I will not be overwhelmed. Underwhelmed. Overwhelmed. Under, over; under, over… like the long shards of reflected light braiding themselves together on the floor beneath the window…

She keeps pretty glass bottles on the shelf by the window, where the sun glints off the many facets of so much ornate glass, and in so many colors. They are such elegant bottles, with many fine engravings weaving up their necks, one glass textured around a cut pattern of flowering vines spreading up from the bottom. The cut flowers and their stems curve through the frosted glass with such fluid grace they almost seem to be growing—ever so slowly—toward the sun. When the sun shines through the window, the rows of bottles—the light catching everything, their curves and facets and cut designs, the round rims and a chipped spot or two—light shatters on the floor.

So beautiful.

The bottles in the window…how often she had thought to break them.

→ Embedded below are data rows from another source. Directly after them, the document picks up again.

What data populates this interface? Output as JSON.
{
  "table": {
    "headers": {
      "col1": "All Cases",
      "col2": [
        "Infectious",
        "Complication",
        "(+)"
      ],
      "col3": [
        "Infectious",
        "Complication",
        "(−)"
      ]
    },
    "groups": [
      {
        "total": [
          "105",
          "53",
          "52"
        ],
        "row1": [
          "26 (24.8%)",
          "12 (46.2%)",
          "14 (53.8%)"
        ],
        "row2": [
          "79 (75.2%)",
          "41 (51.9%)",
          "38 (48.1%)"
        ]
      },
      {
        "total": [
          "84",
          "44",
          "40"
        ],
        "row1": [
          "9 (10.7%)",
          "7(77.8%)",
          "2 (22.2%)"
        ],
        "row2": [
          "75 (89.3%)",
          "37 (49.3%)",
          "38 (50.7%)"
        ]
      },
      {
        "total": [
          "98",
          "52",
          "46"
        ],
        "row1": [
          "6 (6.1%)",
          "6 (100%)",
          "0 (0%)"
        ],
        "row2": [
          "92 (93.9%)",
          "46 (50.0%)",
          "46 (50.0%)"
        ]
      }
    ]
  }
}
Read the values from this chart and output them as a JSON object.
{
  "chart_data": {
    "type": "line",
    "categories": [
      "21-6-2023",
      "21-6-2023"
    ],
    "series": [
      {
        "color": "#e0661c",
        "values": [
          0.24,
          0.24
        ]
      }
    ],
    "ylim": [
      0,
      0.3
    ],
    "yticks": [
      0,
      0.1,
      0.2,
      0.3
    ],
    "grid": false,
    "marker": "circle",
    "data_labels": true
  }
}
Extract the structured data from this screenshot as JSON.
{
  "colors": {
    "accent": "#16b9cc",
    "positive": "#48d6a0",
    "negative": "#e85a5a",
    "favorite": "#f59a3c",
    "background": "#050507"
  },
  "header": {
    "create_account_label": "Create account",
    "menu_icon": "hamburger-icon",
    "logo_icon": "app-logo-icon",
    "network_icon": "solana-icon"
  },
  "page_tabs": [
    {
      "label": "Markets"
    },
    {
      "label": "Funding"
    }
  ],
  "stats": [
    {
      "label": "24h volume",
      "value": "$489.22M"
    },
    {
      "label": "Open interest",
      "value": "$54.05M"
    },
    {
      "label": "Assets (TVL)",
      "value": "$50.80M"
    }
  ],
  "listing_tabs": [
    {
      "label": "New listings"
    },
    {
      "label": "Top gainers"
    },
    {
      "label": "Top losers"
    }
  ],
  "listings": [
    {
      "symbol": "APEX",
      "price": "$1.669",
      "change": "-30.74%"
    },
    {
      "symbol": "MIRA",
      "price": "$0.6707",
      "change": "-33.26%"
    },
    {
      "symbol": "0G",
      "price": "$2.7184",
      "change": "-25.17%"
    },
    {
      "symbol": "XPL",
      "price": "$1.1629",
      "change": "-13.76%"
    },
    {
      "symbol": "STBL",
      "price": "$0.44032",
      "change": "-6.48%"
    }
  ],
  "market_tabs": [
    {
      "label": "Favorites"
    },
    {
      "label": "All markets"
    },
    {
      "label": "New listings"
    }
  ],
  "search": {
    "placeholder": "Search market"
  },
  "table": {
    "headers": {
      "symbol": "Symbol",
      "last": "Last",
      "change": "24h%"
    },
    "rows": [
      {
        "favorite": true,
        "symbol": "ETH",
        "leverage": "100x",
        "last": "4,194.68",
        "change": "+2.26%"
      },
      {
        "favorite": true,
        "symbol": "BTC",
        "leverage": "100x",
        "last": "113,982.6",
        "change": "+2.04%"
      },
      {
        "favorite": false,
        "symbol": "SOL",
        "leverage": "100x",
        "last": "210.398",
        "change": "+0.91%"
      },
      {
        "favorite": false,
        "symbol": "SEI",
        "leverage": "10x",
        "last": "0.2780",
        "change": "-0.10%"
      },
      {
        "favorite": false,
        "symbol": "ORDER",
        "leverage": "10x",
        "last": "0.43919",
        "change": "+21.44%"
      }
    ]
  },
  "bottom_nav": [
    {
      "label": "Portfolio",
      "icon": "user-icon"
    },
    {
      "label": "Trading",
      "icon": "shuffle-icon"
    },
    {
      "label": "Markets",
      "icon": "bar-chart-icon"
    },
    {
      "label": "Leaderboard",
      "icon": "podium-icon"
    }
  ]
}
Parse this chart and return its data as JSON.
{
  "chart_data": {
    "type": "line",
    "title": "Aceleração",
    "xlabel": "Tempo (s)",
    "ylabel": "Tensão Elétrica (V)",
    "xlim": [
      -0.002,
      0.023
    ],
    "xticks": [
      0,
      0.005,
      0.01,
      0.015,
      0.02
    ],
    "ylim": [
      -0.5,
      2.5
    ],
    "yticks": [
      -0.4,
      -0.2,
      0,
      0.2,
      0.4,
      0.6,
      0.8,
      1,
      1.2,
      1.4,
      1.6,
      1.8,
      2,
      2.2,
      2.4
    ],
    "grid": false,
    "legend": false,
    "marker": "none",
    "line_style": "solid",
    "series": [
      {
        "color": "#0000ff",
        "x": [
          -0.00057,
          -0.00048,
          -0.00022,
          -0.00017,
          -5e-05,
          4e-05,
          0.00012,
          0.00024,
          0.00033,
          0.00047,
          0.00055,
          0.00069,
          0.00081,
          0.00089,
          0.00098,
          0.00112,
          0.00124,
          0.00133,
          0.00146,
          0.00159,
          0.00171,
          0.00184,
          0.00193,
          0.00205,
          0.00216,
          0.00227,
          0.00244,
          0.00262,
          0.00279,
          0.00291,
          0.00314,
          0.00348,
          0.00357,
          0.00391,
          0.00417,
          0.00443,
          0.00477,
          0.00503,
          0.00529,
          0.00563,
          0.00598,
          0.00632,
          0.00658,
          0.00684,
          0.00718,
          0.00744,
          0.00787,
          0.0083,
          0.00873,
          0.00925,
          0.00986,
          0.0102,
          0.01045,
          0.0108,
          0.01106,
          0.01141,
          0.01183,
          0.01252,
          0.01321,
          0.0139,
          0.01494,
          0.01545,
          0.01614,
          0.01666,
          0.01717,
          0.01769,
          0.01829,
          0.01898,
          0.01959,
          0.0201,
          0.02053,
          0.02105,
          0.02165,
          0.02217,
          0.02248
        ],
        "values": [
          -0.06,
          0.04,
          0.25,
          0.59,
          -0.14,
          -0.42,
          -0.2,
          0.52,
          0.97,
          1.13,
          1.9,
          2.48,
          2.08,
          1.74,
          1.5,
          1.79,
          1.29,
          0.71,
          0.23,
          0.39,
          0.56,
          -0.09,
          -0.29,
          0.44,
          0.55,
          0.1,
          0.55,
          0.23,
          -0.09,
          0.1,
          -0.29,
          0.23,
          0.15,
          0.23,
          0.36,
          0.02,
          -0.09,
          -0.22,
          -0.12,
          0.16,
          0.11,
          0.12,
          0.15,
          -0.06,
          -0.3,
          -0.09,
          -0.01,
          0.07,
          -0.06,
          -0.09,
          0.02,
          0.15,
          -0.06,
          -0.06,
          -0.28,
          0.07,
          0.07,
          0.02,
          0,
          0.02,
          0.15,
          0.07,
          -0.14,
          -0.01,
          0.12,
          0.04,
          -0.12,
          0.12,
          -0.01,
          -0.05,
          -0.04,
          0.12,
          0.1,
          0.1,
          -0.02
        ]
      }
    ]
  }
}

These days it seems like every song she hears breaks her heart (You’ve got a fast car; is it fast enough that we can fly away?).
Especially if she knows them well enough to sing along, to release from her own mouth the words that bring back memories, (Some had crumbled you straight to your knees; did it cruel, did it tenderly) and the harmonies where the notes skate simultaneously over and under one another, making twists and figure-eights in her ears(I know that it is freezing, but I think we have to walk).

The ones that remind her of someone else (Now fighting’s a part of baby’s romance, I’m never gonna tell on you), the ones that remind her of herself (Tuesday night at the Bible study, we lift our hands and pray over your body, but nothing ever happens), of God (When you wear your clothes, I wear them too), of old friendships (Like stubborn boys with big green eyes, we’ll see everything); the ones she doesn’t want to hear (When your want from the day makes you to curse in your sleep at night), and the ones she wish would come true (Whatever differences our lives have been, we together make a limb). They squeezed her insides like a bad nurse with a blood pressure cuff—-not tight enough to bruise really, but enough for discomfort and a sore throbbing, throbbing; building and building with no place to go but you can’t complain because it is routine and it will be over soon anyway (Be brave, dear one; be changed or be undone). And indeed when the music fades out the cuff loosens, allowing the quiet rush of tired relief (Like grace from the earth when you’re all tuckered out and tame).

Another song plays, though, and another. She can’t stop listening no matter how they make her heart feel, fit to burst, in the same way you pick at a scab: as if you could just peel off the part that hurts (Shedding skin faster than skin could grow). Over and over, (We were sixteen, maybe less, maybe a little more), throbbing, throbbing, building pressure. They force her brow to draw together (Me I’m not a gamble, you can count on me to split), her eyes to close (It was something of an end to a lovely and a wild thing).

Because of this her heart breaks roughly eight times a day. In this inexplicable sadness she tells herself, “Don’t forget, this day is good.” And it is. They are only songs; they are only thoughts, or memories. Sticks and stones…
She turns the volume down, the songs murmuring hushed in her ears, and the sepia-toned whispers sing to sleep her wandering thoughts.